Hacker News

>Effectively, eight CPUs run the flight software in parallel. The engineering philosophy hinges on a >“fail-silent” design. The self-checking pairs ensure that if a CPU performs an erroneous calculation >due to a radiation event, the error is detected immediately and the system responds.

>“A faulty computer will fail silent, rather than transmit the ‘wrong answer,’” Uitenbroek explained. >This approach simplifies the complex task of the triplex “voting” mechanism that compares results. > >Instead of comparing three answers to find a majority, the system uses a priority-ordered source >selection algorithm among healthy channels that haven’t failed-silent. It picks the output from the >first available FCM in the priority list; if that module has gone silent due to a fault, it moves to >the second, third, or fourth.

One part that seems omitted in the explanation is what happens if both CPUs in a pair for whatever reason performs an erroneous calculation and they both match, how will that source be silenced without comparing its results with other sources.

I initially found this odd too. However, I think the catastrophic failure probability is the same as the prior system, and presumably this new design offers improvements elsewhere.

Under the 3-voting scheme, if 2 machines have the same identical failure -- catastrophe. Under the 4 distinct systems sampled from a priority queue, if the 2 machines in the sampled system have the same identical failure -- catastrophe. In either case the odds are roughly P(bit-flip) * P(exact same bit-flip).

The article only hints at the improvements of such a system with the phrasing: " simplifies the complex task", and I'm guessing this may reduce synchronization overhead or improve parallelizability. But this is a pretty big guess to be fair.

guai888 18 hours ago [ - ]

These CPUs are typically implemented as lockstep pairs on the same die. In a lockstep architecture, both CPUs execute the same operations simultaneously and their outputs are continuously compared. As a result, the failure rate associated with an undetected erroneous calculation is significantly lower than the FIT rate of an individual CPU.

Put another way, the FIT (Failure in Time) value for the condition in which both CPUs in a lockstep pair perform the same erroneous calculation and still produce matching results is extremely small. That is why we selected and accepted this lockstep CPU design

CubicalOrange 15 hours ago [ - ]

the probability of simultaneous cosmic ray bit-flip in 2 CPUs, in the same bit, is ridiculously low, there might be more probability of them getting hit by a stray asteroid, propelled by a solar flare.
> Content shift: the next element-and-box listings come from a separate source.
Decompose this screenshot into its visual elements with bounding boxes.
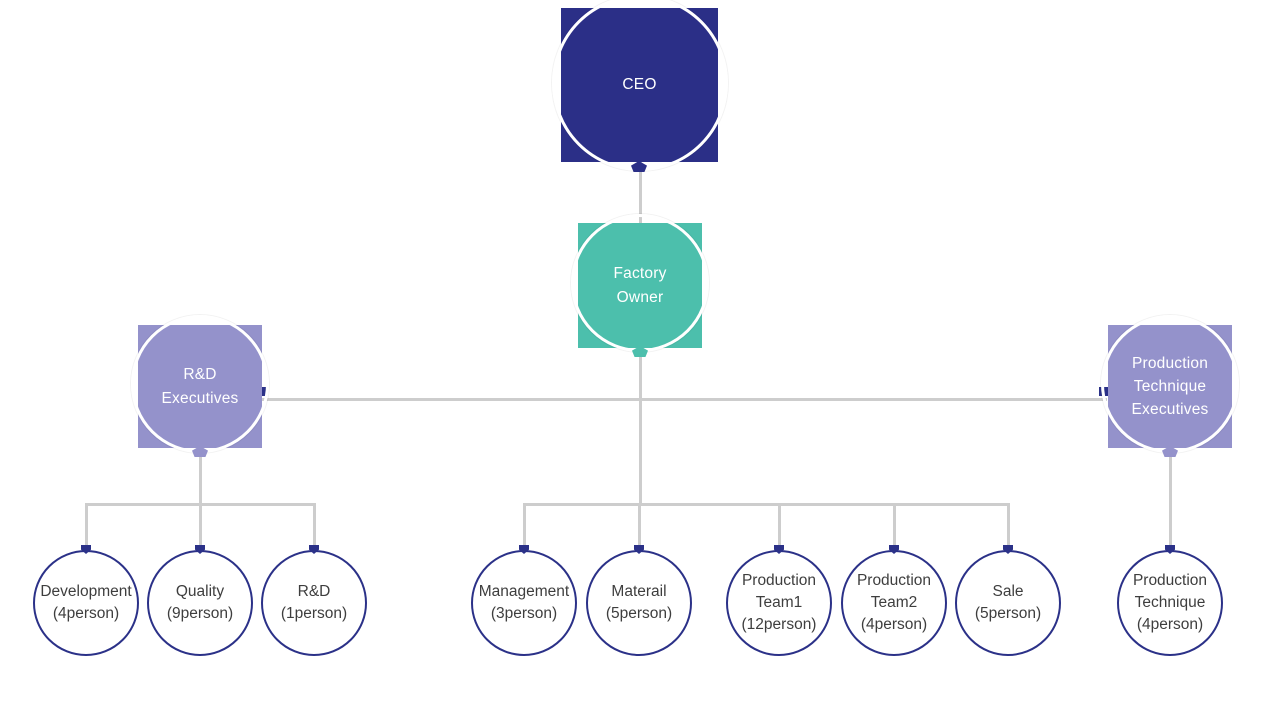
connector-line bbox=[199, 448, 202, 506]
connector-line bbox=[639, 348, 642, 506]
circle-top-pin bbox=[889, 545, 899, 554]
team-label: Production Team2 bbox=[856, 572, 932, 611]
node-ceo-label: CEO bbox=[561, 8, 718, 162]
team-count: (12person) bbox=[741, 616, 817, 633]
team-count: (9person) bbox=[166, 605, 234, 622]
team-node-management: Management (3person) bbox=[471, 550, 577, 656]
team-count: (5person) bbox=[605, 605, 673, 622]
node-production-technique-executives-label: Production Technique Executives bbox=[1108, 325, 1232, 448]
circle-top-pin bbox=[195, 545, 205, 554]
connector-line bbox=[893, 503, 896, 548]
team-count: (3person) bbox=[490, 605, 558, 622]
connector-line bbox=[523, 503, 1010, 506]
circle-top-pin bbox=[81, 545, 91, 554]
node-factory-owner: Factory Owner bbox=[571, 214, 709, 357]
team-label: Production Team1 bbox=[741, 572, 817, 611]
node-factory-owner-label: Factory Owner bbox=[578, 223, 702, 348]
circle-top-pin bbox=[309, 545, 319, 554]
node-rnd-executives: R&D Executives bbox=[131, 315, 269, 457]
team-label: Management bbox=[478, 583, 570, 600]
team-count: (4person) bbox=[1136, 616, 1204, 633]
team-count: (1person) bbox=[280, 605, 348, 622]
connector-line bbox=[639, 162, 642, 223]
team-node-rnd: R&D (1person) bbox=[261, 550, 367, 656]
team-node-production-technique: Production Technique (4person) bbox=[1117, 550, 1223, 656]
node-rnd-executives-label: R&D Executives bbox=[138, 325, 262, 448]
team-node-sale: Sale (5person) bbox=[955, 550, 1061, 656]
team-node-production-team2: Production Team2 (4person) bbox=[841, 550, 947, 656]
node-factory-owner-text: Factory Owner bbox=[613, 265, 667, 306]
node-rnd-executives-text: R&D Executives bbox=[161, 366, 239, 407]
team-label: Development bbox=[40, 583, 132, 600]
node-bottom-pin bbox=[1162, 446, 1178, 457]
connector-line bbox=[199, 503, 202, 548]
circle-top-pin bbox=[1165, 545, 1175, 554]
node-bottom-pin bbox=[631, 161, 647, 172]
team-node-materail: Materail (5person) bbox=[586, 550, 692, 656]
node-production-technique-executives-text: Production Technique Executives bbox=[1131, 354, 1209, 419]
connector-line bbox=[523, 503, 526, 548]
team-node-production-team1: Production Team1 (12person) bbox=[726, 550, 832, 656]
team-label: Production Technique bbox=[1132, 572, 1208, 611]
circle-top-pin bbox=[519, 545, 529, 554]
node-bottom-pin bbox=[632, 346, 648, 357]
connector-line bbox=[262, 398, 1107, 401]
node-bottom-pin bbox=[192, 446, 208, 457]
connector-line bbox=[638, 503, 641, 548]
node-production-technique-executives: Production Technique Executives bbox=[1101, 315, 1239, 457]
team-count: (4person) bbox=[860, 616, 928, 633]
node-ceo-text: CEO bbox=[622, 76, 657, 94]
team-count: (4person) bbox=[52, 605, 120, 622]
circle-top-pin bbox=[774, 545, 784, 554]
node-ceo: CEO bbox=[551, 0, 728, 172]
team-node-quality: Quality (9person) bbox=[147, 550, 253, 656]
connector-line bbox=[85, 503, 88, 548]
circle-top-pin bbox=[1003, 545, 1013, 554]
team-label: Quality bbox=[175, 583, 225, 600]
circle-top-pin bbox=[634, 545, 644, 554]
team-count: (5person) bbox=[974, 605, 1042, 622]
connector-line bbox=[313, 503, 316, 548]
team-label: Materail bbox=[611, 583, 667, 600]
connector-line bbox=[1169, 448, 1172, 548]
connector-line bbox=[778, 503, 781, 548]
team-label: Sale bbox=[992, 583, 1024, 600]
connector-line bbox=[1007, 503, 1010, 548]
team-label: R&D bbox=[297, 583, 331, 600]
team-node-development: Development (4person) bbox=[33, 550, 139, 656]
but still, murphy's law applies really well in space, so who knows.

randomNumber7 11 hours ago [ - ]

For errors due to radiation the probability is extremely low, since it would need to flip the same bit at the same time in two different places.

sippeangelo 11 hours ago [ - ]

Then why 8 instead of 3?

randomNumber7 8 hours ago [ - ]

They know their developers and engineers suck almost as hard as their management decisions so they added some more redundancy.

anordin95 6 hours ago [ - ]

alfons_foobar 15 hours ago [ - ]

I wondered about this as well.

OTOH, consider that in the "pick the majority from 3 CPUs" approach that seems to have been used in earlier missions (as mentioned in the article) would fail the same way if two CPUs compute the same erroneous result.

FabHK 16 hours ago [ - ]

Indeed. It seems like system 1 and 2 could fail identically, 3, 4, 5, 6, 7, 8 are all correct, and as described the wrong answer from 1 and 2 would be chosen (with a "25% majority"??).

themafia 18 hours ago [ - ]

In the Shuttle they would use command averaging. All four computers would get access to an actuator which would tie into a manifold which delivered power to the flight control surface. If one disagreed then you'd get 25% less command authority to that element.

JumpCrisscross 15 hours ago [ - ]

> In the Shuttle they would use command averaging

I think the Shuttle, operating only in LEO, had more margin for error. Averaging a deep-space burn calculation is basically the same as killing the crew.

Cthulhu_ 11 hours ago [ - ]

Sure, but these maneuvers aren't done realtime and aren't as time-sensitive; a burn is calculated and triple checked well in advance. If there was an error, there's always time to correct it.

In the case of moon landings, the only truly time-critical maneuvers are the ones right before landing... and unfortunately, a lot of fairly recent moon probes have failed due to incorrect calculations, sensor measurements, logic errors, etc.

themafia 15 hours ago [ - ]

The GNC loop runs several times per second. The desired output will consequently be increased by the working computers to achieve the target. The computer does not "dead reckon" anything.

Travelling through Max-Q in Earth atmosphere on ascent is far more dangerous.

14 hours ago [ - ]

[deleted]

JumpCrisscross 14 hours ago [ - ]

> Travelling through Max-Q in Earth atmosphere on ascent is far more dangerous

Fair enough. I don't know enough about Orion's architecture to guess at propellant reserves, and how life-or-death each burn actually is.